Par sa défense nationaliste de l’unilatéralisme et de ce qu’il croit être l’identité ethno-nationale des États-Unis, Trump a entretenu l’illusion d’un monde unipolaire au leadership étasunien. Il a également nourri le fantasme, impossible dans notre monde mondialisé, d’une Amérique autosuffisante et fermée sur elle-même. Il a ainsi souhaité mettre en place un système économique nationaliste et protectionniste, luttant par exemple contre l’importation de produits manufacturés, notamment chinois et allemands, ou encore contre la délocalisation des entreprises américaines. Il semble ainsi traduire une peur de la perte du leadership des États-Unis en tant que première puissance mondiale. C’est ce qui fait dire à l’économiste James Galbraith29 que la vision économique de Trump est mercantiliste plutôt que protectionniste, en ce qu’il craignait que les richesses économiques des États-Unis ne quittent le territoire et voulait protéger les frontières du pays, envisageant les échanges commerciaux comme une guerre économique.

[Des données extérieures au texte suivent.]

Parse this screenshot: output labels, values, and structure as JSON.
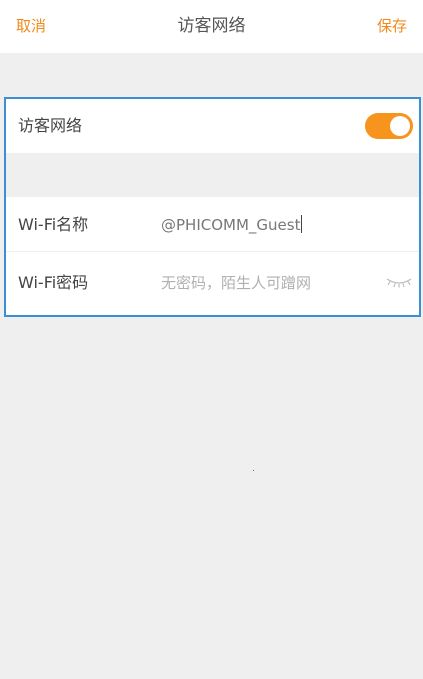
{
  "navbar": {
    "cancel_label": "取消",
    "title": "访客网络",
    "save_label": "保存"
  },
  "guest_network": {
    "label": "访客网络",
    "enabled": true
  },
  "wifi_name": {
    "label": "Wi-Fi名称",
    "value": "@PHICOMM_Guest"
  },
  "wifi_password": {
    "label": "Wi-Fi密码",
    "value": "",
    "placeholder": "无密码，陌生人可蹭网",
    "visibility_icon": "eye-closed-icon"
  },
  "colors": {
    "accent": "#f7941d",
    "nav_text": "#f08a1c",
    "highlight_border": "#3c8fd6",
    "background": "#efefef"
  }
}
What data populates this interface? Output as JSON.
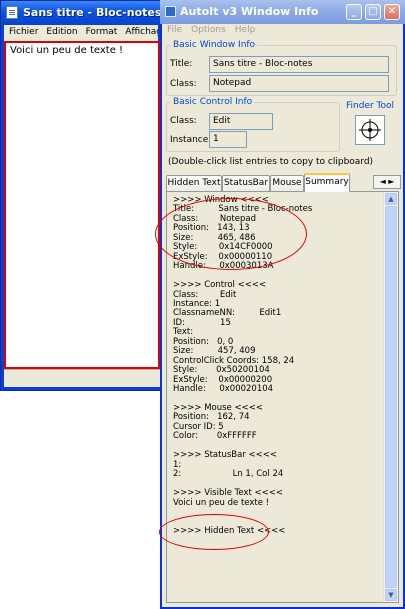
{
  "notepad": {
    "title": "Sans titre - Bloc-notes",
    "menu": [
      "Fichier",
      "Edition",
      "Format",
      "Affichage"
    ],
    "text": "Voici un peu de texte !"
  },
  "autoit": {
    "title": "AutoIt v3 Window Info",
    "menu": [
      "File",
      "Options",
      "Help"
    ],
    "buttons": {
      "minimize": "_",
      "maximize": "□",
      "close": "✕"
    },
    "basic_window": {
      "legend": "Basic Window Info",
      "title_label": "Title:",
      "title_value": "Sans titre - Bloc-notes",
      "class_label": "Class:",
      "class_value": "Notepad"
    },
    "basic_control": {
      "legend": "Basic Control Info",
      "class_label": "Class:",
      "class_value": "Edit",
      "instance_label": "Instance:",
      "instance_value": "1"
    },
    "finder_tool": "Finder Tool",
    "hint": "(Double-click list entries to copy to clipboard)",
    "tabs": [
      "Hidden Text",
      "StatusBar",
      "Mouse",
      "Summary"
    ],
    "active_tab": "Summary",
    "tab_arrows": "◄ ►",
    "summary_lines": [
      ">>>> Window <<<<",
      "Title:         Sans titre - Bloc-notes",
      "Class:        Notepad",
      "Position:   143, 13",
      "Size:         465, 486",
      "Style:        0x14CF0000",
      "ExStyle:    0x00000110",
      "Handle:     0x0003013A",
      "",
      ">>>> Control <<<<",
      "Class:        Edit",
      "Instance: 1",
      "ClassnameNN:         Edit1",
      "ID:             15",
      "Text:",
      "Position:   0, 0",
      "Size:         457, 409",
      "ControlClick Coords: 158, 24",
      "Style:       0x50200104",
      "ExStyle:    0x00000200",
      "Handle:     0x00020104",
      "",
      ">>>> Mouse <<<<",
      "Position:   162, 74",
      "Cursor ID: 5",
      "Color:       0xFFFFFF",
      "",
      ">>>> StatusBar <<<<",
      "1:",
      "2:                   Ln 1, Col 24",
      "",
      ">>>> Visible Text <<<<",
      "Voici un peu de texte !",
      "",
      "",
      ">>>> Hidden Text <<<<"
    ]
  },
  "colors": {
    "accent": "#0046d5",
    "highlight": "#e10000"
  }
}
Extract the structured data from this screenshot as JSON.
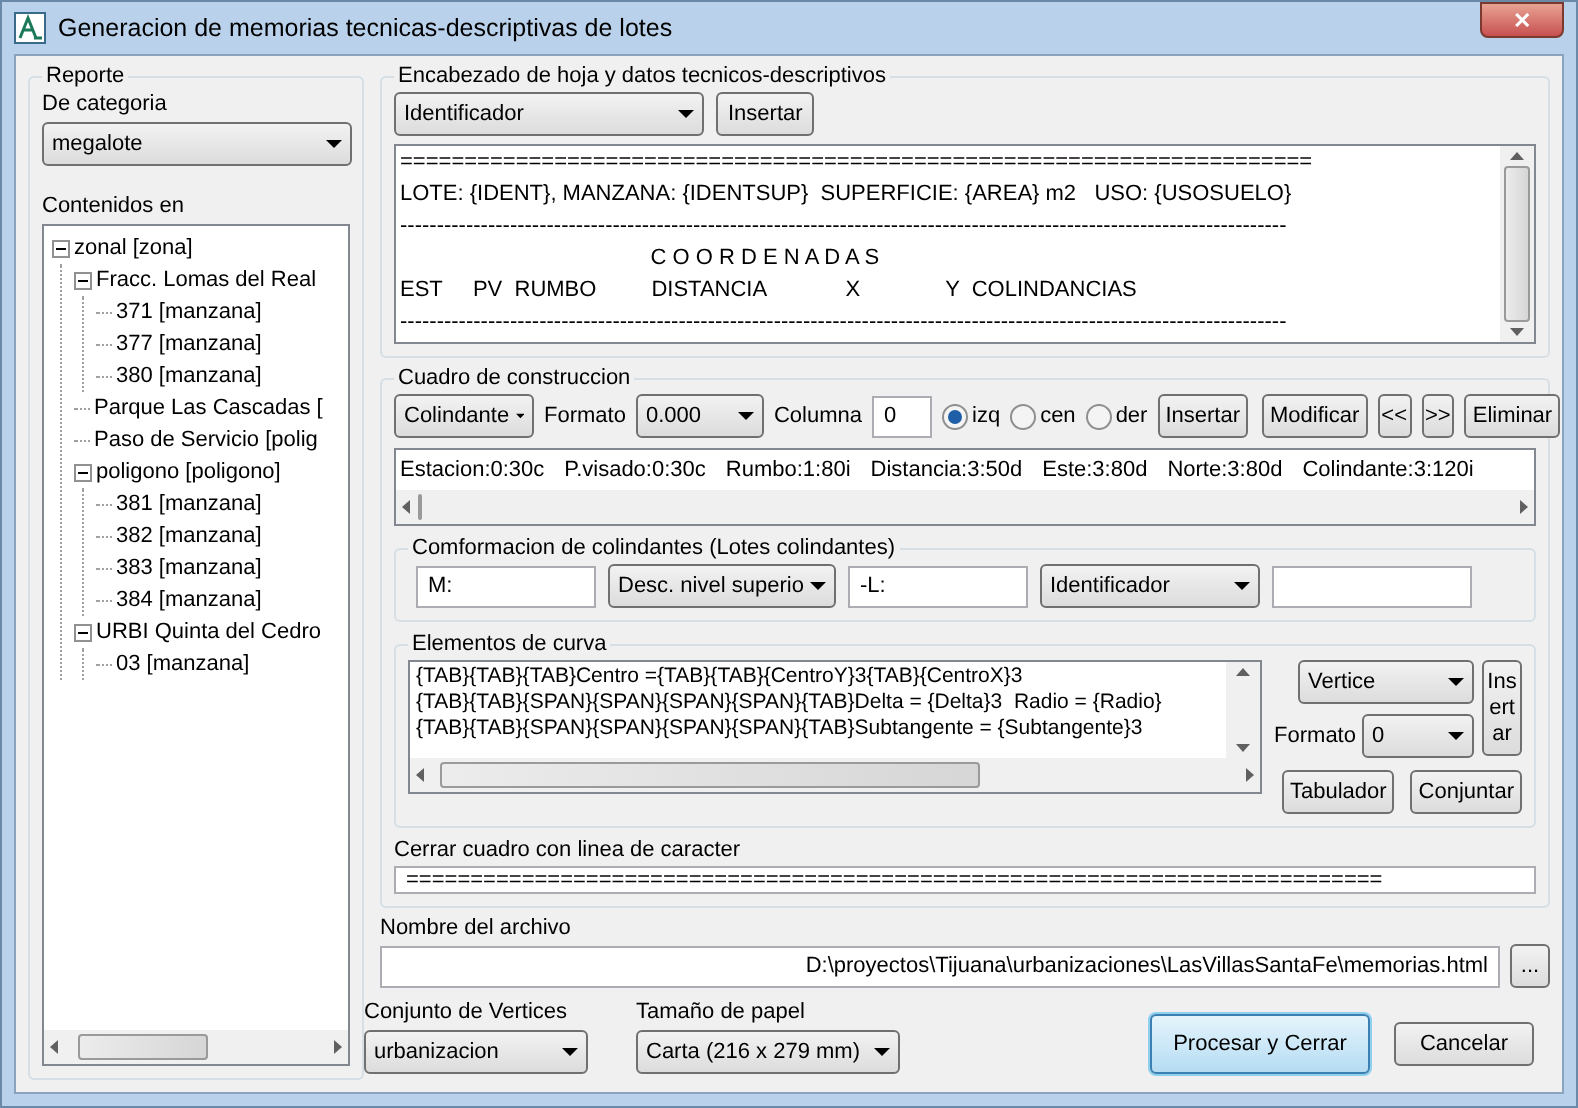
{
  "window": {
    "title": "Generacion de memorias tecnicas-descriptivas de lotes",
    "close_label": "✕"
  },
  "reporte": {
    "title": "Reporte",
    "categoria_label": "De categoria",
    "categoria_value": "megalote",
    "contenidos_label": "Contenidos en",
    "tree": [
      {
        "label": "zonal [zona]",
        "expanded": true,
        "children": [
          {
            "label": "Fracc. Lomas del Real",
            "expanded": true,
            "children": [
              {
                "label": "371 [manzana]"
              },
              {
                "label": "377 [manzana]"
              },
              {
                "label": "380 [manzana]"
              }
            ]
          },
          {
            "label": "Parque Las Cascadas ["
          },
          {
            "label": "Paso de Servicio [polig"
          },
          {
            "label": "poligono [poligono]",
            "expanded": true,
            "children": [
              {
                "label": "381 [manzana]"
              },
              {
                "label": "382 [manzana]"
              },
              {
                "label": "383 [manzana]"
              },
              {
                "label": "384 [manzana]"
              }
            ]
          },
          {
            "label": "URBI Quinta del Cedro",
            "expanded": true,
            "children": [
              {
                "label": "03 [manzana]"
              }
            ]
          }
        ]
      }
    ]
  },
  "encabezado": {
    "title": "Encabezado de hoja y datos tecnicos-descriptivos",
    "dropdown": "Identificador",
    "insert_button": "Insertar",
    "lines": [
      "=======================================================================",
      "LOTE: {IDENT}, MANZANA: {IDENTSUP}  SUPERFICIE: {AREA} m2   USO: {USOSUELO}",
      "-------------------------------------------------------------------------------------------------------------------------",
      "                                         C O O R D E N A D A S",
      "EST     PV  RUMBO         DISTANCIA             X              Y  COLINDANCIAS",
      "-------------------------------------------------------------------------------------------------------------------------"
    ]
  },
  "cuadro": {
    "title": "Cuadro de construccion",
    "dropdown": "Colindante",
    "formato_label": "Formato",
    "formato_value": "0.000",
    "columna_label": "Columna",
    "columna_value": "0",
    "alignments": [
      {
        "label": "izq",
        "selected": true
      },
      {
        "label": "cen",
        "selected": false
      },
      {
        "label": "der",
        "selected": false
      }
    ],
    "buttons": [
      "Insertar",
      "Modificar",
      "<<",
      ">>",
      "Eliminar"
    ],
    "columns": [
      "Estacion:0:30c",
      "P.visado:0:30c",
      "Rumbo:1:80i",
      "Distancia:3:50d",
      "Este:3:80d",
      "Norte:3:80d",
      "Colindante:3:120i"
    ]
  },
  "colindantes": {
    "title": "Comformacion de colindantes (Lotes colindantes)",
    "fields": [
      {
        "kind": "input",
        "value": "M:"
      },
      {
        "kind": "select",
        "value": "Desc. nivel superio"
      },
      {
        "kind": "input",
        "value": "-L:"
      },
      {
        "kind": "select",
        "value": "Identificador"
      },
      {
        "kind": "input"
      }
    ]
  },
  "curva": {
    "title": "Elementos de curva",
    "lines": [
      "{TAB}{TAB}{TAB}Centro ={TAB}{TAB}{CentroY}3{TAB}{CentroX}3",
      "{TAB}{TAB}{SPAN}{SPAN}{SPAN}{SPAN}{TAB}Delta = {Delta}3  Radio = {Radio}",
      "{TAB}{TAB}{SPAN}{SPAN}{SPAN}{SPAN}{TAB}Subtangente = {Subtangente}3"
    ],
    "dropdown": "Vertice",
    "insert_button": "Insertar",
    "formato_label": "Formato",
    "formato_value": "0",
    "buttons": [
      "Tabulador",
      "Conjuntar"
    ]
  },
  "cierre": {
    "label": "Cerrar cuadro con linea de caracter",
    "value": "============================================================================"
  },
  "archivo": {
    "label": "Nombre del archivo",
    "value": "D:\\proyectos\\Tijuana\\urbanizaciones\\LasVillasSantaFe\\memorias.html",
    "browse_button": "..."
  },
  "vertices": {
    "label": "Conjunto de Vertices",
    "value": "urbanizacion"
  },
  "papel": {
    "label": "Tamaño de papel",
    "value": "Carta (216 x 279 mm)"
  },
  "actions": [
    {
      "label": "Procesar y Cerrar",
      "default": true
    },
    {
      "label": "Cancelar",
      "default": false
    }
  ]
}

Il faudrait ainsi assurer une posture offensive, intransigeante, triomphante et même virile sur la scène internationale.

Cette attitude autoritaire et arrogante de Donald Trump dans sa politique étrangère contraste fortement avec celle de son prédécesseur Barack Obama, souvent qualifié par les républicains de président « faible » et « qui s’excuse » ; des traits féminins mettant en cause sa virilité. Joe Biden est selon Donald Trump la marionnette de la Chine et de l’Iran, tout comme Obama était pour lui celle des islamistes. L’animateur radio Rush Limbaugh, à l’origine du fameux néologisme « féminazis », avait par exemple qualifié Obama d’ « Halfrican American » et déclaré que son obtention du prix Nobel de la paix était un signe de féminité poussant à l’émasculation des Etats-Unis30. Le genre est ainsi utilisé pour disqualifier leurs adversaires : le parti républicain est parfois surnommé le « daddy party », celui des hommes breadwinners, de la force, de la sécurité, et le parti démocrate, le « mommy party », celui du care, de l’assistanat, de la faiblesse, du laxisme31. Obama, cultivé, homme de compromis, semble radicalement opposé à Trump, s’informant sur Fox News et Twitter, et célèbre grâce aux tabloïds et à la télé-réalité. Il semble ainsi que Trump ait ambitionné durant son mandat de faire le contraire en tous points de son prédécesseur, comme s’il se sentait personnellement attaqué par sa culture et sa couleur de peau, comme si l’élection de Trump signifiait la revanche sur l’Amérique obamienne.

Détruire la planète

Donald Trump, dans un rapport de prédation à tout ce qui l’entoure, a affirmé sa volonté de domination sur les autres comme sur la planète. Le capitalisme destructeur qu’il a prôné s’appuie sur l’idéologie occidentale moderne de la science comme toute-puissance de l’homme sur son environnement, suivant la fameuse formule de Descartes « se rendre comme maîtres et possesseurs de la nature »32. Celle-ci valorise la raison, l’objectivité, l’esprit, le savoir et le progrès (considéré.e.s comme masculin.e.s) et dévalorise l’irrationalité, l’affectivité, l’émotivité, le corps et la nature (considéré.e.s comme féminin.e.s).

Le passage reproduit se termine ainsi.